- Yellen warned that Trump’s tariffs are shaking global trust in U.S. economic stability and Treasury bonds.
- She criticized the idea of shifting to short-term debt, urging consistent and predictable financing strategies.
- Yellen fears the U.S. could become isolated, giving China more room to build ties with key American allies.
Former Treasury Secretary Janet Yellen didn’t mince words on Monday, voicing deep concern over the ripple effects of President Trump’s latest tariff blitz and foreign policy stance. Speaking on CNBC, she warned that allies’ faith in the U.S. might be unraveling—and investors may already be steering clear of American assets.
“We’re seeing something troubling,” Yellen said. “Treasuries are supposed to be the world’s safe haven. But that trust… it’s starting to crack.” She pointed to last week’s jump in Treasury yields, which rise when bond prices fall, as a flashing signal of eroding confidence.

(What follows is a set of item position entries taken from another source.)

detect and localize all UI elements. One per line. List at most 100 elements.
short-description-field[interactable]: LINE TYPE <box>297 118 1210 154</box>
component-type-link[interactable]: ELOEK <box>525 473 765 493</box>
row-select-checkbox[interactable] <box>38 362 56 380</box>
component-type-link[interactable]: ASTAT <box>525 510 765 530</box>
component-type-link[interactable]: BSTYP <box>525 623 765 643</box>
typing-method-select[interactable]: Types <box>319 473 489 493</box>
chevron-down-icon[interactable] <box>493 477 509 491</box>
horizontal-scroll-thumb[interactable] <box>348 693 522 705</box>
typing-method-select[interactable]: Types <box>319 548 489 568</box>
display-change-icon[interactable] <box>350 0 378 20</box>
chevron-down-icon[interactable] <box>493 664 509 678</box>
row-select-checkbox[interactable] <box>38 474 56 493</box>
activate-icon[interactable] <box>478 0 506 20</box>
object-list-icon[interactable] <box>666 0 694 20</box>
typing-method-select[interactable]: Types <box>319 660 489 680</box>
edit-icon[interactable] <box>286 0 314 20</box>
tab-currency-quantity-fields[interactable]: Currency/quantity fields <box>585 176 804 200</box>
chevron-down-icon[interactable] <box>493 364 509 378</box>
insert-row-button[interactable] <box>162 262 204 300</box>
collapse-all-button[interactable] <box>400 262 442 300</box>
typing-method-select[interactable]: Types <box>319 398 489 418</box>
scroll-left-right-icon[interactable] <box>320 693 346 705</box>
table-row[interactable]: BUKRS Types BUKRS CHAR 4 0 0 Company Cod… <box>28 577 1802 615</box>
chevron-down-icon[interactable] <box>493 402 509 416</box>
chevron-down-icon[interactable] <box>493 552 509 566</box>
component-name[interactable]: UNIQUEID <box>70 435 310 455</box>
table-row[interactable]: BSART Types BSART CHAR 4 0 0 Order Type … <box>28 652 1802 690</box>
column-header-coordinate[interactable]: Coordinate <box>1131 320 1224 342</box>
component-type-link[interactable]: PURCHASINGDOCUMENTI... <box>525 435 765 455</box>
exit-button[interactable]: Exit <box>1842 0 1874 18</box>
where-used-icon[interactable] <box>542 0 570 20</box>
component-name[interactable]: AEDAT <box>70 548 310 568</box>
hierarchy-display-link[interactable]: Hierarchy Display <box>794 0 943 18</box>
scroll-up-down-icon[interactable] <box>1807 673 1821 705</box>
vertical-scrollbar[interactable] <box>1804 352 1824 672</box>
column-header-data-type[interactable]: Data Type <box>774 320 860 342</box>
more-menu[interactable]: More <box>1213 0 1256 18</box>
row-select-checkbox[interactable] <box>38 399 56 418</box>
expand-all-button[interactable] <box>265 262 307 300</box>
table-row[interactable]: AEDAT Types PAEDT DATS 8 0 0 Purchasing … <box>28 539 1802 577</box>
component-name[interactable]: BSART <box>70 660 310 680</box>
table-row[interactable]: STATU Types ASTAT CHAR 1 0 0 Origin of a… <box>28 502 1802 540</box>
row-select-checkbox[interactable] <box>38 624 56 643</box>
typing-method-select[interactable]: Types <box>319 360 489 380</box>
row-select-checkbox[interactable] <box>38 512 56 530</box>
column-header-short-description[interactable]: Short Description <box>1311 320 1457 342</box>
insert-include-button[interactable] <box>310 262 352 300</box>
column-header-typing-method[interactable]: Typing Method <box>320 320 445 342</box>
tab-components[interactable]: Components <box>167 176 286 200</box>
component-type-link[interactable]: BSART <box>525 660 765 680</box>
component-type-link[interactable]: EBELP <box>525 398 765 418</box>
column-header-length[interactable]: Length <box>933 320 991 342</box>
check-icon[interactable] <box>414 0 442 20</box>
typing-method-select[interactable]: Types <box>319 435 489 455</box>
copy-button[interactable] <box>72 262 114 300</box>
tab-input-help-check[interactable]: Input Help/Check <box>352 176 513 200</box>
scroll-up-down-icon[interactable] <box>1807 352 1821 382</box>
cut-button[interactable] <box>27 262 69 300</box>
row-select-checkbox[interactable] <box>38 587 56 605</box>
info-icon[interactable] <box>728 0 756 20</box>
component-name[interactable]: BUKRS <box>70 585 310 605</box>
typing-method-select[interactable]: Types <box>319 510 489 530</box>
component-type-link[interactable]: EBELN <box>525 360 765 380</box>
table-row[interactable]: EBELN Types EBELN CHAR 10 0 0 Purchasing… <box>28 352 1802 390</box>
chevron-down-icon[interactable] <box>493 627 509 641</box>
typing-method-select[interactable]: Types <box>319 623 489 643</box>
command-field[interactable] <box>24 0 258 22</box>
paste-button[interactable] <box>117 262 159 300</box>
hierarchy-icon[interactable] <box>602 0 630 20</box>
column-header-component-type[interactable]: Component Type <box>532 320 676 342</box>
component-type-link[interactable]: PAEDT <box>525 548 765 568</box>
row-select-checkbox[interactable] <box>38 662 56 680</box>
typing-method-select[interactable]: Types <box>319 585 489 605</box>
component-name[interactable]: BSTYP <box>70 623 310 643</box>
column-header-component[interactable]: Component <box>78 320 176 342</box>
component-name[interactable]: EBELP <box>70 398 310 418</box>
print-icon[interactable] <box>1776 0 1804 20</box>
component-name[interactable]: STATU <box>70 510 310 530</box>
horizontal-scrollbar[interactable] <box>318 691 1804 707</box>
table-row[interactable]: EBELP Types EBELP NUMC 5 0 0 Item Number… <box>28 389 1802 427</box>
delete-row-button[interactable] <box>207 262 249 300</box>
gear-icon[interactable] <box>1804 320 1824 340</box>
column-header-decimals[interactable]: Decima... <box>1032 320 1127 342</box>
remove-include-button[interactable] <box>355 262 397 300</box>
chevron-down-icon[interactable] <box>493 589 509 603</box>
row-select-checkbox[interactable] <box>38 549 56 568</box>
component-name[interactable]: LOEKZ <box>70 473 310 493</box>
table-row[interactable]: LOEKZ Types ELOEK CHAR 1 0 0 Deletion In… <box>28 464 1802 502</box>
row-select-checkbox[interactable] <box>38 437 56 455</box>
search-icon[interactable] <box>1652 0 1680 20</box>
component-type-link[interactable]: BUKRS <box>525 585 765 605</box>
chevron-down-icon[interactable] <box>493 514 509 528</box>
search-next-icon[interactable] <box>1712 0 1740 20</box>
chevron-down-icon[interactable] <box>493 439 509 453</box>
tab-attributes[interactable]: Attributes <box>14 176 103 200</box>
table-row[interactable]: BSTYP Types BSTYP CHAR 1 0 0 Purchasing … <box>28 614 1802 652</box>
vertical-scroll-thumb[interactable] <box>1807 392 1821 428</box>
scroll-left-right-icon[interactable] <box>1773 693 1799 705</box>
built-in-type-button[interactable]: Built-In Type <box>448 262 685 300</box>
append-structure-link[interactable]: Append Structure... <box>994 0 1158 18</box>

Treasury Yields Rise, Confidence Falls
Even though yields eased a bit Monday—dropping to 4.41% after word got out that smartphones, chips, and computers would be temporarily spared from the harshest China tariffs—they’re still well above levels from earlier this month. “It’s not total dysfunction,” she said, “but this kind of pattern, this slow erosion in trust… it’s really worrisome.”
Yellen said she was encouraged by decent demand in recent long-term bond auctions. Still, she dismissed the idea of pivoting to short-term bill issuance just because long-term yields were spiking. “That’s not how you respond to market stress,” she added. “You need consistency and predictability when it comes to financing.”
U.S. Alliances at Risk
But her biggest worry isn’t just about bond markets—it’s the broader picture. “We’re swinging a sledgehammer at our alliances,” Yellen said bluntly, referencing fraying relationships tied to NATO, support for Ukraine, and trade commitments under the U.S.-Mexico-Canada agreement.
She warned that Trump’s aggressive approach may leave the U.S. increasingly isolated. “We’re risking being seen as unreliable—and that creates openings for China to swoop in, even with our closest partners like Japan or South Korea.”

No Panic Yet, But the Clock Is Ticking
For now, she doesn’t see an immediate threat to financial stability. But if things slide further, she noted the Fed still has a playbook from the 2020 COVID crisis—emergency liquidity tools and all.
Interestingly, Yellen hasn’t spoken with Treasury Secretary Scott Bessent about these concerns, though her tone hinted that maybe… someone should.